Every once in awhile an opportunity comes along that you realize is truly a once-in-a-lifetime opportunity. I recently had one of those and thought I’d share what I learned with you. That opportunity was to view the lock at McNary Dam when it was completely empty of water.
Normally, even during normal lock operations, the lock is not open for tours except for a twice annual Open House. GW and I have been to one of those and it’s interesting to see the lock from the walkways at the top. Prior to 9/11 the dams were pretty much open any time for tours. That changed and now they only have two times a year when they’re open.
However, it’s extremely rare (read that as “unheard of”) for a civilian to get a chance to see the lock when it’s been drained for maintenance. They do a major maintenance on the lock that includes draining it about every third or fourth year. When that happens the lock is closed to all navigation, and it usually takes about a 4-5 weeks for the maintenance to be completed.
I suppose I should step back a bit and explain how this all came about. I have a long time friend who works at McNary Dam as an administrator. He’s in charge of their apprentice program, an ongoing program that turns out journey-level people trained in the various crafts needed at the dams. I ran into this friend a while back and we got talking about the upcoming maintenance and the lock closure. I asked him if it would be possible to get a tour of the lock when it was empty. He said he’d never heard of that happening but he’d look into it.
He did whatever it took to make it happen and on May 13 (Friday the 13th) he gave me a tour of the lock. The photos I have were taken in areas where I’d been given permission to take pics. There were some areas (the room where all the turbines that generate power are located) where no photos are allowed, and I respected that.
So you can see what the area I’m talking about looks like, here’s a Google Earth shot of McNary.

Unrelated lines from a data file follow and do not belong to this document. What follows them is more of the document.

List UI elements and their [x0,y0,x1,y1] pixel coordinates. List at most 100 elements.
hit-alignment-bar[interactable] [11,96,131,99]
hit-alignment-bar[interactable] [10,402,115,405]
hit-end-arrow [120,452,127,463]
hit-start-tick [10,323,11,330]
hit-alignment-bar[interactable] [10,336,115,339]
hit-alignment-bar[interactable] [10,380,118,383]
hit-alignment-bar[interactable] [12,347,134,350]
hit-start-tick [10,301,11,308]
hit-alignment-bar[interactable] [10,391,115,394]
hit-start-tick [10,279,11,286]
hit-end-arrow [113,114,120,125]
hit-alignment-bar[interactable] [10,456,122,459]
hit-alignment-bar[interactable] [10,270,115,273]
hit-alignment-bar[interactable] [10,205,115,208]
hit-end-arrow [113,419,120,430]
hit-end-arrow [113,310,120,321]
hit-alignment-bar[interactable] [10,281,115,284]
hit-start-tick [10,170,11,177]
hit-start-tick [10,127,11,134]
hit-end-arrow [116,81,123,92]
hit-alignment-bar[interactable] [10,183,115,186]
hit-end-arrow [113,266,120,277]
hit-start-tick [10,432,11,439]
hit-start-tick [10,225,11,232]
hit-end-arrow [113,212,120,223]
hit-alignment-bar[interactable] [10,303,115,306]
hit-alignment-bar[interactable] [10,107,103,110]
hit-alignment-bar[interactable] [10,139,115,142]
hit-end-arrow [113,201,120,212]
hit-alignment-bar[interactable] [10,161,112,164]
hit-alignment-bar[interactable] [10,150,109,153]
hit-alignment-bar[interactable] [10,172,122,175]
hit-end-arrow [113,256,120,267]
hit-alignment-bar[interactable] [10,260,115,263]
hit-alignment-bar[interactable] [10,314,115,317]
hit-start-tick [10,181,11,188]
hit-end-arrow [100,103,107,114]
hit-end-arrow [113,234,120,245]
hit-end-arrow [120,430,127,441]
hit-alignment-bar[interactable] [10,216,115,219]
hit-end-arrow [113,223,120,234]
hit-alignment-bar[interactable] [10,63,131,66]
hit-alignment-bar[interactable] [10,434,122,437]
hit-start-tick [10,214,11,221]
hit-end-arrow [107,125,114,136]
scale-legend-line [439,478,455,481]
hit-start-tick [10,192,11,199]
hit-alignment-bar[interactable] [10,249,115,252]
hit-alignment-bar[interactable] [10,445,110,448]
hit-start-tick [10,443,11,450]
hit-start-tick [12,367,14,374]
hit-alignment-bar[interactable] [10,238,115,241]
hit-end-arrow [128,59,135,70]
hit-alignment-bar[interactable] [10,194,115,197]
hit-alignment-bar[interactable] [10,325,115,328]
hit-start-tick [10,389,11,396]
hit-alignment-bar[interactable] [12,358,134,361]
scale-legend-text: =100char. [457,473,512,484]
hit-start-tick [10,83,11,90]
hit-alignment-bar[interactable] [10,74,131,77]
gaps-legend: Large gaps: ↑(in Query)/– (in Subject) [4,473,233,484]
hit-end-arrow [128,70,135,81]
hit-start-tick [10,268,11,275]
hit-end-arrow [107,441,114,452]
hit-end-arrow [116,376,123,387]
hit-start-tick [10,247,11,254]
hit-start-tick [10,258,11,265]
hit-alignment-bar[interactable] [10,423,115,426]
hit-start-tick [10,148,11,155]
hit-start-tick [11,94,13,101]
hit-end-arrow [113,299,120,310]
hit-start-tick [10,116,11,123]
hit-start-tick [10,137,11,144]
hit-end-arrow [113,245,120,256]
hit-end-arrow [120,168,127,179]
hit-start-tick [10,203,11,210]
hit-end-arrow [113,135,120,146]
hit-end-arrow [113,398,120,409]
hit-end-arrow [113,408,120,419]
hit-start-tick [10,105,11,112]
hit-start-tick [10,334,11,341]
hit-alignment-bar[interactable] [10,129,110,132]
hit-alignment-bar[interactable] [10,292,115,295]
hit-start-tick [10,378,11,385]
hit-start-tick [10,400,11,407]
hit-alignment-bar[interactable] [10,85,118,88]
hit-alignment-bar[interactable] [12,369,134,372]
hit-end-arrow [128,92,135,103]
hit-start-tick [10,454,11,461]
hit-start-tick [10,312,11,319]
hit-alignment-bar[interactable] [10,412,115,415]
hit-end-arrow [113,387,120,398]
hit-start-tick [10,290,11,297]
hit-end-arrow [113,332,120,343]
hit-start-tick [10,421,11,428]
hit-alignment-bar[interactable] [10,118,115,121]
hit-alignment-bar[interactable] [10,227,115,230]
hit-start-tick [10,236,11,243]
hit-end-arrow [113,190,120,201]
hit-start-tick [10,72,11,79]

Before we started the tour I had to be fitted with a hard hat. Apparently they don’t know how hard headed most boaters are, and me in particular.
So here’s what we saw that you don’t normally see at the bottom of the lock. With the water removed, we could actually look down and see the bedrock at the bottom. This is the bottom of what used to be the river, though I’d guess it’s been ground down to be pretty flat. When the lock has water in it, this flat area usually has about 15’-18’ of water above that bedrock.
This shot looks west toward the downstream end of the lock.
Those rectangular shape structures on the bottom are baffles and are used to diffuse the flow of water into the locks. The water comes into the lock without the use of any pumps, just the water pressure from the upstream side of the lock. The “tainter” valves are opened, the water comes in and is diffused by the baffles and fills the lock. The water comes in and fills the lock to the point where the water level inside the lock is the same as the level upstream from the lock.
Here’s what a tainter valve looks like. It pivots at the end of the arms and is raised and lowered to allow water to pass or the flow shut off.
Here’s a drawing of a tainter value that’s used at Bonneville Dam to control the amount of water that passes over the spillways.
This is a drawing that demonstrates how the locks actually work. In the top photo, the upstream tainter value is open and water has flowed into the lock and the boat enters. In the center picture the upstream gate and tainter valve are closed and the downstream tainter valve is open. When the water reaches the level of the water outside the downstream gate, the gate is opened and the boat moves out.
Similarly, when the lock is to be emptied, the upstream tainter valve is closed, the downstream valve opened and the water flows out until the water level inside the dam is the same as the water level at the downstream end. Again, no pumps are used, just the pressure of the water in the lock that is at a higher level than the water at the downstream end of the lock.
There is a channel that’s been cut down the center of the bedrock because there is no practical way to keep all water from coming into the lock. That channel keeps the water in the center of the lock and allows it to flow to the upstream end of the lock where it is pumped out.
When they are working on the upstream and downstream gates to the lock they have to have the gates open. To keep large amounts of water from coming into the lock they use these steel structures, called “stop logs”. They stack the stop logs in specially built channels that are cut into the lock walls and the stop logs create a sort of a coffer dam. Here are a few shots of those. The last picture has the weight of each of the structures stenciled on the end.
Here’s a pic looking East, up the Columbia River from the lock.
Here’s the photo with the weights stenciled on the end of each of the stop logs. Pretty impressive scale these guys work with.
Here’s a photo of the downstream side of the upstream gate. You can see the scaffolding they’ve built to do their maintenance. I don’t know exactly how far down it is from where we are to the bedrock at the bottom, but I’d guess at about 115’ (15’ from the high water level to the walkway we’re on, about 85’ of lift plus about 15’ of water when the level is down). It’s far enough that I was pretty careful leaning over the railing.